NEW YORK — The stock market finally shook its post-election slump.
Investors seized on hope that Washington will reach a deal on the federal budget and drove stocks Monday to their biggest gain in two months. A pair of strong corporate earnings reports also helped.
The Dow Jones Industrial Average closed up 207.65 points, or 1.7 percent, to end at 12,795.96. The Standard & Poor's 500 index rose 27.01 points, or 2 percent, to 1,386.89. The Nasdaq composite average gained 62.94, or 2.2 percent, to 2,916.07.
Since President Barack Obama and a divided Congress were returned to power Nov. 6, the Dow had fallen six of eight days and a total of 650 points.
Obama and congressional leaders are in talks to avoid going over a "fiscal cliff" on Jan. 1, when tax increases and mandatory government spending cuts are set to take effect.
While Obama and Republicans appear at odds on whether tax rates for the wealthiest Americans should rise, lawmakers suggested over the weekend that progress is possible.
"It is quite clear that both sides want to come to a compromise and that a reasonable compromise is available," David Kelly, chief global strategist for J.P. Morgan Funds, wrote in a note to clients.

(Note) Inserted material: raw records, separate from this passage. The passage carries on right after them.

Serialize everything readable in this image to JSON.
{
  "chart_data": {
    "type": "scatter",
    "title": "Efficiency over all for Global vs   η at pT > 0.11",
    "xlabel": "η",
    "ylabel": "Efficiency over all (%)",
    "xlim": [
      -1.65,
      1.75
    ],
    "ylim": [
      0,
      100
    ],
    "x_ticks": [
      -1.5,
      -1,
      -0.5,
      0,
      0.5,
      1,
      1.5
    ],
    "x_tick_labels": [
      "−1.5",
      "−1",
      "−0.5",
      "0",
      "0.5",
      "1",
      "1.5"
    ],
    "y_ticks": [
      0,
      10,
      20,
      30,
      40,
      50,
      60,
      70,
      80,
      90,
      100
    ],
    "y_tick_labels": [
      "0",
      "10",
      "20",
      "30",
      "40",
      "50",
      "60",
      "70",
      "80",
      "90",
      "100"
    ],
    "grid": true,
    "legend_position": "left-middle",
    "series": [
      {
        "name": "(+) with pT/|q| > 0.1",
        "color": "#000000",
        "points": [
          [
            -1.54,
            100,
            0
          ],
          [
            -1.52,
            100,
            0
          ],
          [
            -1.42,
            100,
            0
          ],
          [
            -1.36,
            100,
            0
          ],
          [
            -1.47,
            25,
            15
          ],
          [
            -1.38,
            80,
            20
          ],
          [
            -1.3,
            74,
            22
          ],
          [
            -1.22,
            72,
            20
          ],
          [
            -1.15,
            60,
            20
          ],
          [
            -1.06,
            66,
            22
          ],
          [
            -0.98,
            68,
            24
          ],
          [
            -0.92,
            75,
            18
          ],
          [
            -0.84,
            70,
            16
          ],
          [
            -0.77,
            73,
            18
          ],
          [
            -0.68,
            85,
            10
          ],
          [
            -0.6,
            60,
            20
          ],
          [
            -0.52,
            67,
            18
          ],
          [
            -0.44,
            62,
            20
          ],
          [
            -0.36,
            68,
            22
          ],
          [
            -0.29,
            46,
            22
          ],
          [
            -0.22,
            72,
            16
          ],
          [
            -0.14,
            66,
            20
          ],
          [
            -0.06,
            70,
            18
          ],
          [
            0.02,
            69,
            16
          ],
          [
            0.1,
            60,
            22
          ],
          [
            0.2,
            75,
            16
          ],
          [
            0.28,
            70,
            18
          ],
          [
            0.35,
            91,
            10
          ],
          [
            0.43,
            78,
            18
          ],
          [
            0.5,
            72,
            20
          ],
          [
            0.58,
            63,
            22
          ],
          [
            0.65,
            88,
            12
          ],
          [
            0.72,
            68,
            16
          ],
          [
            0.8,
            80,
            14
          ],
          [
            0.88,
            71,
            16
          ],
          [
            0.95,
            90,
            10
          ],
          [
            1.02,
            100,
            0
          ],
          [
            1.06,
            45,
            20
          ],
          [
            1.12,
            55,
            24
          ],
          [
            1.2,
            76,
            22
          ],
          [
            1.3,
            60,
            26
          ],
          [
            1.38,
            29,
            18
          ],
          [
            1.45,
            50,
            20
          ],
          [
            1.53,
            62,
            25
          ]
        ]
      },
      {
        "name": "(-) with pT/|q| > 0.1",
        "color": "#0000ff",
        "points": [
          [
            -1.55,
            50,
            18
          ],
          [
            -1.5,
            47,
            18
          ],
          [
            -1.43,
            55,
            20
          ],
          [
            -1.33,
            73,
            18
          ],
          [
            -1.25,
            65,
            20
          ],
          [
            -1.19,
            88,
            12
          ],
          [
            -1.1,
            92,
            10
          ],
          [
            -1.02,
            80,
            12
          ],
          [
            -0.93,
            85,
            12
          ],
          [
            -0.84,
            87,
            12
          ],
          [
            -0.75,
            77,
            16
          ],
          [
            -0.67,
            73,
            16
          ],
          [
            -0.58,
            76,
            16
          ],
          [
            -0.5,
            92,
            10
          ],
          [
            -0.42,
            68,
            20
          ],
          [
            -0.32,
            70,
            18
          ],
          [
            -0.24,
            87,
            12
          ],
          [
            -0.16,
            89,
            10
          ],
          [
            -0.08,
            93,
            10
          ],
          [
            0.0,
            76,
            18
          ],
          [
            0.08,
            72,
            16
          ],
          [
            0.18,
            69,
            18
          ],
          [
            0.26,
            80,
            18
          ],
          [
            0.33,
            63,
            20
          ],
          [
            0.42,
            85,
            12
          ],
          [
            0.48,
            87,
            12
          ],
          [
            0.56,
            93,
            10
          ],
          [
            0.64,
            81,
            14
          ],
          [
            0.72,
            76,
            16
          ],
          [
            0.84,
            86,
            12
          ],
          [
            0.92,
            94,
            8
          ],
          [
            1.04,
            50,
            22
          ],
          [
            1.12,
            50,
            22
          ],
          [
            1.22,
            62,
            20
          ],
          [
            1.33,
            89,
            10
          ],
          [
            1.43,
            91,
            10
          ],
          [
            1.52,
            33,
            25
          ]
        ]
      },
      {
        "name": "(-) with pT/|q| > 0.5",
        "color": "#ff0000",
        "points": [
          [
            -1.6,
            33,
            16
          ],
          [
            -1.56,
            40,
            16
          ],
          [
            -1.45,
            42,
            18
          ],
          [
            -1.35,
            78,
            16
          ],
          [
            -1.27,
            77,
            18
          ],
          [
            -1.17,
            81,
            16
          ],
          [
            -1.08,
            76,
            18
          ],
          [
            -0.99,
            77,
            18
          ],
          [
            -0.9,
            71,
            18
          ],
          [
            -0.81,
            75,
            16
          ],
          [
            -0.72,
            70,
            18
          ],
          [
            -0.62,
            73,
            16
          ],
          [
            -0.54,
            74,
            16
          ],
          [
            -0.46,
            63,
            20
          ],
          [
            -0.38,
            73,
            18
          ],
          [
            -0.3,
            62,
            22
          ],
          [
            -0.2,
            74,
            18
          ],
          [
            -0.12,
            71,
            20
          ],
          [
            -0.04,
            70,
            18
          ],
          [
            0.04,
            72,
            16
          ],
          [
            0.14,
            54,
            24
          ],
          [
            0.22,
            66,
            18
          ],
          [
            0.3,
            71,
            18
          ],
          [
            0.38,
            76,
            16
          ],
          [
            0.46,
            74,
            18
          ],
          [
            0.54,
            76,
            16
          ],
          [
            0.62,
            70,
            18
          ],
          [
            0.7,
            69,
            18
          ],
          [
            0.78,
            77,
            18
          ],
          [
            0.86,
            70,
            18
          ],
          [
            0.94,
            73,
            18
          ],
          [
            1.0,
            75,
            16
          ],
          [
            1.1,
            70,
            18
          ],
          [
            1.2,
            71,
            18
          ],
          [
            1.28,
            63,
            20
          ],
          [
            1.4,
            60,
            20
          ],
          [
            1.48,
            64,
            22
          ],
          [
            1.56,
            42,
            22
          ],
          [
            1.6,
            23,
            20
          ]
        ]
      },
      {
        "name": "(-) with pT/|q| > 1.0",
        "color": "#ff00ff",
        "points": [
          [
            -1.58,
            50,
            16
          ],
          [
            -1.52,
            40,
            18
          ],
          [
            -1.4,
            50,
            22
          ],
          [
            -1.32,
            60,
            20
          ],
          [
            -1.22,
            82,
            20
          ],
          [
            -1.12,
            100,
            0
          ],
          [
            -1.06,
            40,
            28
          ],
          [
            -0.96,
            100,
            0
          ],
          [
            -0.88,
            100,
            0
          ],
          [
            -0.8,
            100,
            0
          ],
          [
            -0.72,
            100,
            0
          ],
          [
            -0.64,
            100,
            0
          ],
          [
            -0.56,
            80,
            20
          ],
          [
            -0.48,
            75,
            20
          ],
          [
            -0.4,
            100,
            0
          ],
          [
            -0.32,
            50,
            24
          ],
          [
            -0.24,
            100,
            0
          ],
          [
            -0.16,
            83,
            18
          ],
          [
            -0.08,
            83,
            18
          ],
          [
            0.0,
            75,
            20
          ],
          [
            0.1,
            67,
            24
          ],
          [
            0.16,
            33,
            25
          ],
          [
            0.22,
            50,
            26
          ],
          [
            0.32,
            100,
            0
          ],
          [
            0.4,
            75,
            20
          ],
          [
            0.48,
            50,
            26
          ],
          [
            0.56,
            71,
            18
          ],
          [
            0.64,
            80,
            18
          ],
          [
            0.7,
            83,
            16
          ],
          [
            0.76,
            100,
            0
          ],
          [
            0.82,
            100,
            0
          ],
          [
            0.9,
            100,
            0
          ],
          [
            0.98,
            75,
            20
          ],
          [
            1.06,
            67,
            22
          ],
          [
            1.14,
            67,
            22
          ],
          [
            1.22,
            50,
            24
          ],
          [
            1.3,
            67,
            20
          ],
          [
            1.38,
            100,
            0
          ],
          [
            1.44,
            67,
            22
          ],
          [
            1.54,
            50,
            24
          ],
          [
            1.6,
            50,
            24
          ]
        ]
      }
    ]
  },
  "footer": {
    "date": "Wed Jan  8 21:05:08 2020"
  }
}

Corporate earnings reports also boosted the indexes. Lowe's said its third-quarter profit surged 76 percent. That followed a strong report from Home Depot last week. Lowe's rose $1.98, or 6.2 percent, to $33.96.
Tyson Foods, the country's biggest meat company, beat analysts' expectations for its quarterly earnings. Tyson added $1.84, or 10.9 percent, to $18.72.